Un tournant au niveau du droit, mais des avancées fragiles
Face à ces chiffres, peut-on dire que la société française a profondément changé durant cette décennie ? L’ouverture du mariage aux personnes de même sexe at-elle marqué un tournant pour les droits LGBTI ? « Cela a participé
(1) au fait de légitimer l’homosexualité et d’autres catégories de la population au niveau du droit », relève Sophie Paricard, professeure de droit à l’institut national universitaire d’albi, spécialiste de ces questions : « En 2016, les personnes souhaitant changer de genre au niveau administratif bénéficient d’une nouvelle procédure de changement d’état civil. Je pense aussi à l’interdiction des thérapies de conversion en 2022. » Concernant les foyers français, le schéma type n’est plus l’unique modèle existant aux yeux du législateur. Si selon l’association des familles homoparentales (ADFH), 250 000 enfants vivent en France avec un parent homosexuel, la filiation génère encore de la crispation selon les situations. Concernant l’adoption, la loi du 21 février 2022 n’oblige plus les couples à se marier (2). Depuis la loi « PMA pour toutes » – dont l’appellation a été décriée – le double lien maternel a été instauré avec la reconnaissance conjointe pour les PMA (procréation médicalement assistée) à l’étranger des trois dernières années.
La GPA, sujet très clivant
Troisième option, très sensible dans l’opinion publique : la gestation pour autrui (GPA). Interdite en France par la loi du 29 juillet 1994, cette technique de procréation par « mère porteuse » n’est pas taboue partout – on se souvient notamment du footballeur Cristiano Ronaldo et de ses trois fils issus de GPA. Ainsi, des sites Internet francophones proposent directement aux couples de « créer des familles avec soin » selon leur formule. Mexique, Canada, Russie, États-unis ou encore Ukraine sont les pays présentés comme des portes ouvertes pour les personnes ayant recours à ce procédé. Au-delà de son caractère onéreux (les spécialistes annoncent entre 26 000 et 80 000 euros dans les pays de l’est, 80 000 à 240 000 euros outre-atlantique), la question éthique enflamme les débats. Pour l’association « CQFD Lesbiennes féministes », pas question de marchandiser le corps de la femme. Selon le « Collectif pour le respect de la personne », « la GPA efface la biologie des femmes ». Un refus catégorique appuyé par la loi sur la bioéthique de 2021 qui a maintenu son interdiction.
« Rien n’est acquis »
Mais qu’en est-il des avancées concernant les droits LGBTI dans les années à venir ? Face à ces interrogations, la spécialiste du droit Sophie Paricard préfère rester prudente : « On le voit bien avec d’autres pays européens qui reculent sur les droits des minorités et des femmes.
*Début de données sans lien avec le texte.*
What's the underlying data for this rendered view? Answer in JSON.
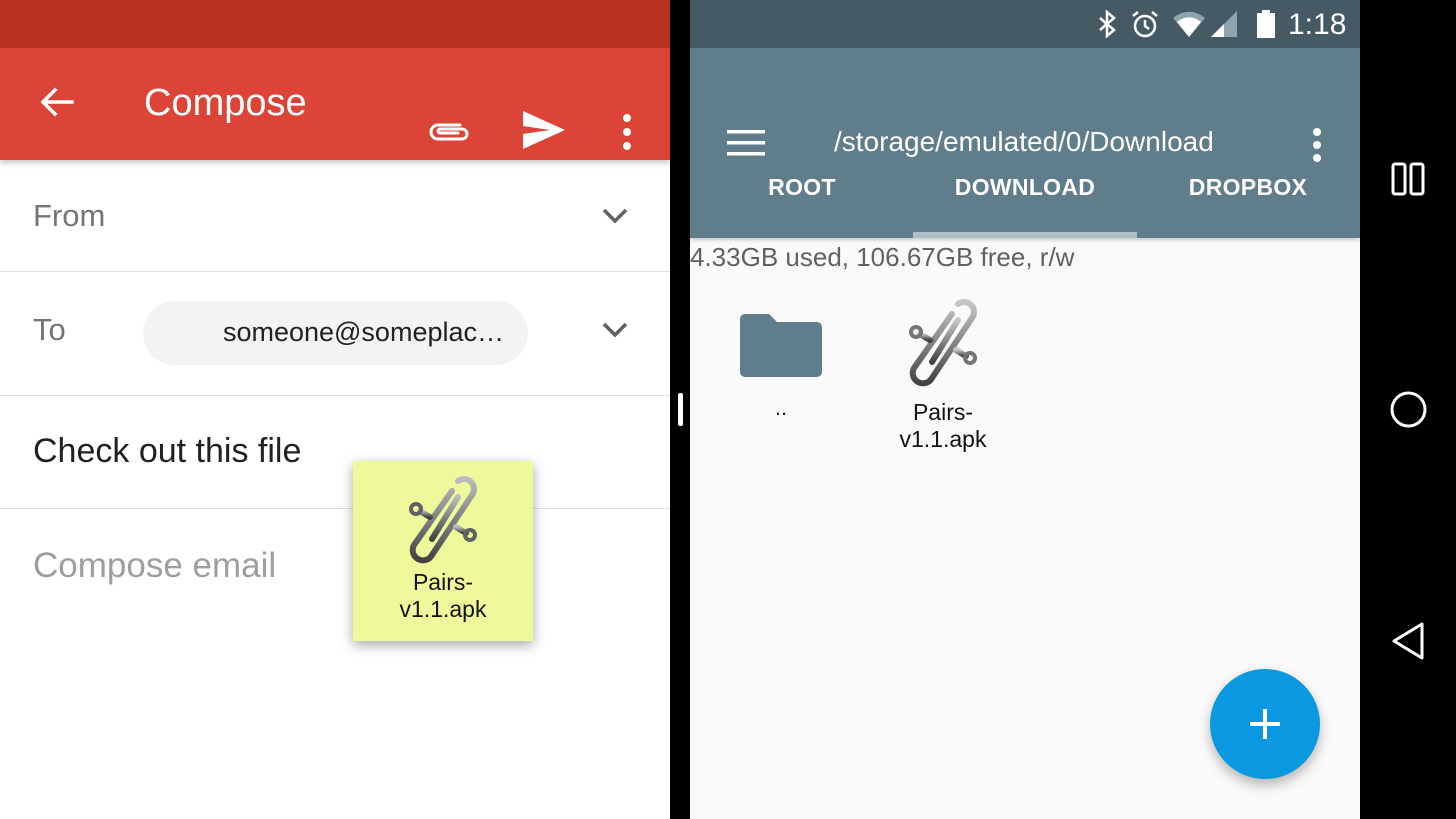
{
  "compose": {
    "title": "Compose",
    "icons": {
      "back": "arrow-back-icon",
      "attach": "attachment-icon",
      "send": "send-icon",
      "more": "more-vert-icon"
    },
    "from_label": "From",
    "to_label": "To",
    "to_chip": "someone@someplac…",
    "subject": "Check out this file",
    "body_placeholder": "Compose email"
  },
  "drag_item": {
    "name": "Pairs-\nv1.1.apk",
    "name_line1": "Pairs-",
    "name_line2": "v1.1.apk",
    "icon": "apk-clip-icon"
  },
  "file_manager": {
    "status_bar": {
      "time": "1:18",
      "icons": [
        "bluetooth-icon",
        "alarm-icon",
        "wifi-icon",
        "cell-signal-icon",
        "battery-icon"
      ]
    },
    "path": "/storage/emulated/0/Download",
    "tabs": [
      {
        "label": "ROOT",
        "active": false
      },
      {
        "label": "DOWNLOAD",
        "active": true
      },
      {
        "label": "DROPBOX",
        "active": false
      }
    ],
    "storage_info": "4.33GB used, 106.67GB free, r/w",
    "items": [
      {
        "name": "..",
        "type": "folder"
      },
      {
        "name_line1": "Pairs-",
        "name_line2": "v1.1.apk",
        "type": "apk"
      }
    ],
    "fab": "add-icon"
  },
  "navbar": {
    "buttons": [
      "recents-icon",
      "home-icon",
      "back-icon"
    ]
  },
  "colors": {
    "gmail_red": "#db4437",
    "gmail_status": "#b93221",
    "fm_toolbar": "#607d8b",
    "fm_status": "#455a64",
    "fab_blue": "#0a99e0",
    "drag_yellow": "#eef99c"
  }
}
Je pense notamment à la Pologne pour L’IVG. Il faut garder à l’esprit que rien n’est acquis. » Éminemment politique, la structure de la famille et son devenir divisent les élus.
« Soyons clairs, il n’y a qu’à gauche que l’on peut nous entendre. Mais je redoute vraiment les prochaines élections présidentielles. Ou même une dissolution de l’assemblée nationale avant… », confie l’activiste Niléane Dorffer, en soupirant : « Tout peut basculer du jour au lendemain. »
Violences en hausse
De quoi alimenter haine et violence ? Les chiffres parlent d’eux-mêmes. En 2013, année du vote du Mariage pour tous, « SOS
Homophobie » a enregistré un pic de +78 % des cas d’actes Lgbtiphobes. Hausse également confirmée par le ministère de l’intérieur. Une courbe qui reste sur une pente ascendante : en cinq ans, les actes ANTI-LGBTI recensés ont doublé en France (2016-2021).
Pas de quoi célébrer les dix ans du mariage pour tous en trinquant. Pour Jena Selle, consultante, la violence est alimentée par le discours de certaines sensibilités politiques : « Le problème, c’est de voir relayées ces positions sur les réseaux sociaux, dans de grands médias. L’homophobie et la transphobie ne sont pas des opinions, c’est important de le rappeler. »
1. Acronyme désignant les lesbiennes, gays, bisexuelles, transgenres et intersexes. On parle également de LGBTQIA + pour ne pas oublier les personnes queer, asexuelle, aromantique et autres.
2. Dans le même temps, elle a abaissé l’âge légal et la durée de la communauté de vie.